After clicking “Get for Kindle” you get a detailed warning about the dangers of visiting sites other than kcls.org on the internet since it’s about to send you over to Amazon to collect your book.
Then you get warped to Amazon.com, keeper of all things Kindle. If you’re already logged in to your amazon account you’ll get something that looks like this:
So you maybe log in and maybe select the device you want the book on then click on “Get library book”. Now it’s finally available in your Kindle cloud.

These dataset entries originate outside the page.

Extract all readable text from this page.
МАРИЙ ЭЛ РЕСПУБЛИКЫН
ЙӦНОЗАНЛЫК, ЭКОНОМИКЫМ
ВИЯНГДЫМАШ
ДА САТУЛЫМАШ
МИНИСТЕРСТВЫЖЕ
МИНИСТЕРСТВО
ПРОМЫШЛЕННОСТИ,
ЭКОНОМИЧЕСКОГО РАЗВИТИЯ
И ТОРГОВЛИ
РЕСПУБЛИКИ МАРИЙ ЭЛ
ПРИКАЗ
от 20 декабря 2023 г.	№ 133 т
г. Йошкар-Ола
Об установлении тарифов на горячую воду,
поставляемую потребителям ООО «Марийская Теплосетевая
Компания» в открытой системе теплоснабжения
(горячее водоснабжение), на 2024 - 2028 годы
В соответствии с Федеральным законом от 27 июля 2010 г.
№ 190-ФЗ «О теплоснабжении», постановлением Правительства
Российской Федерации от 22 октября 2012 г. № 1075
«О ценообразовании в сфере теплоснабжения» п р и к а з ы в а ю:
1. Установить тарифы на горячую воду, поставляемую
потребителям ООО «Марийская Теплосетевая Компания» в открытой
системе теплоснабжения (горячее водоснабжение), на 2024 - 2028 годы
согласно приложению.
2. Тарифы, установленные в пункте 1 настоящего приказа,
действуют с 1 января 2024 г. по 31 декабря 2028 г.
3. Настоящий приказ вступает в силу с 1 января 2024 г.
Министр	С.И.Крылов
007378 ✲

Fire up your Kindle app (or actual hardware Kindle) and the book should now be available to read.
Easy!
So, seriously, this is way more complicated than it needs to be.
I’d try to fix the following things in this order:
- Make the ebook catalog more visible from the home page. A link would be a start. Switch the search dropdown to radio buttons (there’s only three choices) or some other visible control.
- Clarify the link from OPAC to OverDrive. Remove the “Place Hold” button on ebooks in OPAC. Change the “Click here for Adobe Reader version” link to something more obvious. And either make entries in OPAC for all ebooks (the ebook for 125 Brain Games for Babies isn’t in there for example), or remove them all and teach people to go to OverDrive (see #1)
- Change it so when you search OverDrive from the home page the results come out sorted by “Relevance” rather than “Title”.
- Fix the “Get for Kindle” button in OverDrive so it can be displayed and used from mobile devices.